J Clin Pharmacol. 1991 Nov;31(11):1081-4. doi: 10.1002/j.1552-4604.1991.tb03675.x.
Despite significant advances in recent years in the diagnosis and treatment of congestive heart failure, sudden unexpected cardiac death is still considered a major epidemiologic problem among those patients. This article lists some of the predisposing factors to the development of cardiac arrhythmias and sudden death in patients with congestive heart failure. These include electrolyte or autonomic nervous system inbalance, the use of certain anti-arrhythmic drugs, or intermittent myocardial ischemia.
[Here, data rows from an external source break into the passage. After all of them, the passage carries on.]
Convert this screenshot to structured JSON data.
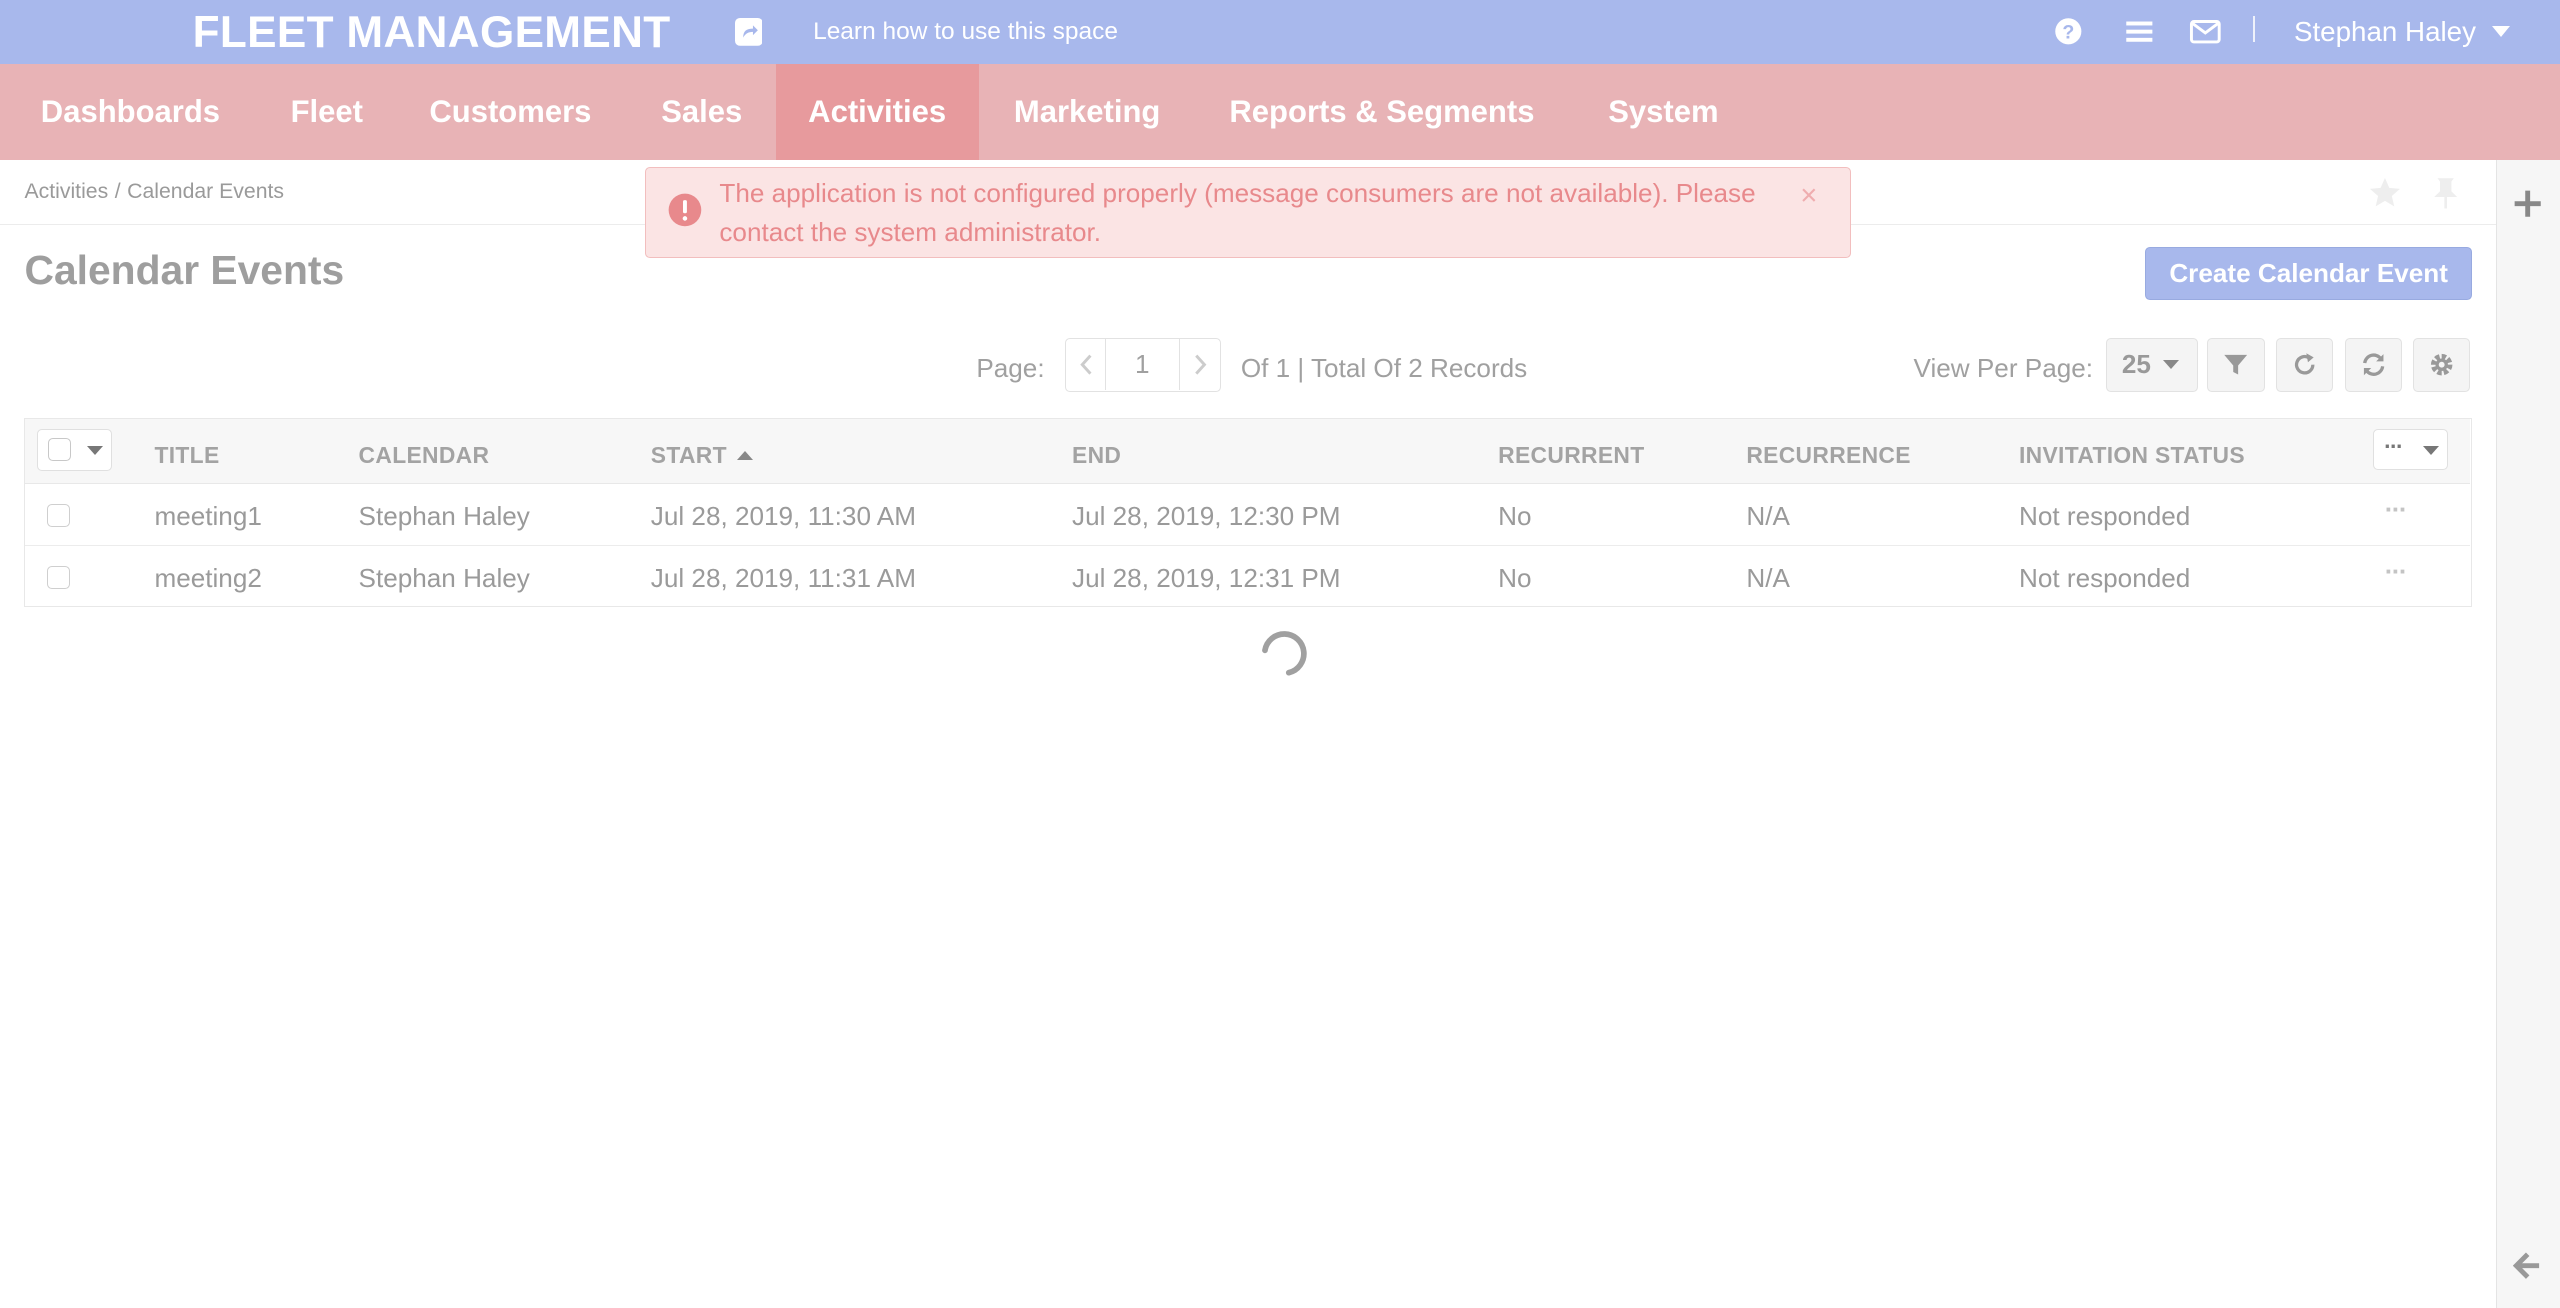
{
  "header": {
    "brand": "FLEET MANAGEMENT",
    "learn_link": "Learn how to use this space",
    "user_name": "Stephan Haley"
  },
  "nav": {
    "items": [
      {
        "label": "Dashboards"
      },
      {
        "label": "Fleet"
      },
      {
        "label": "Customers"
      },
      {
        "label": "Sales"
      },
      {
        "label": "Activities",
        "active": true
      },
      {
        "label": "Marketing"
      },
      {
        "label": "Reports & Segments"
      },
      {
        "label": "System"
      }
    ]
  },
  "breadcrumb": {
    "items": [
      "Activities",
      "Calendar Events"
    ],
    "separator": "/"
  },
  "alert": {
    "message": "The application is not configured properly (message consumers are not available). Please contact the system administrator.",
    "close": "×"
  },
  "page": {
    "title": "Calendar Events",
    "create_button": "Create Calendar Event"
  },
  "pager": {
    "label": "Page:",
    "current": "1",
    "summary": "Of 1 | Total Of 2 Records",
    "per_page_label": "View Per Page:",
    "per_page_value": "25"
  },
  "grid": {
    "columns": [
      "TITLE",
      "CALENDAR",
      "START",
      "END",
      "RECURRENT",
      "RECURRENCE",
      "INVITATION STATUS"
    ],
    "sorted_column": "START",
    "sort_direction": "asc",
    "rows": [
      {
        "title": "meeting1",
        "calendar": "Stephan Haley",
        "start": "Jul 28, 2019, 11:30 AM",
        "end": "Jul 28, 2019, 12:30 PM",
        "recurrent": "No",
        "recurrence": "N/A",
        "status": "Not responded",
        "actions": "···"
      },
      {
        "title": "meeting2",
        "calendar": "Stephan Haley",
        "start": "Jul 28, 2019, 11:31 AM",
        "end": "Jul 28, 2019, 12:31 PM",
        "recurrent": "No",
        "recurrence": "N/A",
        "status": "Not responded",
        "actions": "···"
      }
    ],
    "column_menu_dots": "···"
  },
  "colors": {
    "header_bg": "#a8b8ec",
    "nav_bg": "#e8b3b6",
    "nav_active_bg": "#e79a9d",
    "alert_bg": "#fbe4e4",
    "alert_text": "#e8898c",
    "primary_button": "#a8b8ec"
  }
}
This paper shows that an advanced degree of left ventricular dysfunction and the preference frequent or complex ventricular arrhythmias appear to be major predictors of total and sudden mortality among patients with congestive heart failure. A screening of 24 hours ambulatory Holter monitor recording appears to be useful in identifying patients at risk of sudden cardiac death.
尽管近年来充血性心力衰竭的诊断和治疗取得了重大进展,但心脏性猝死在这些患者中仍然被认为是一个主要的流行病学问题。本文列出了一些导致充血性心力衰竭患者发生心律失常和猝死的诱发因素。这些因素包括电解质或自主神经系统失衡、某些抗心律失常药物的使用或间歇性心肌缺血。本文表明,左心室功能障碍的严重程度以及频发或复杂室性心律失常似乎是充血性心力衰竭患者全因死亡率和猝死的主要预测因素。24小时动态心电图监测筛查似乎有助于识别有心脏性猝死风险的患者。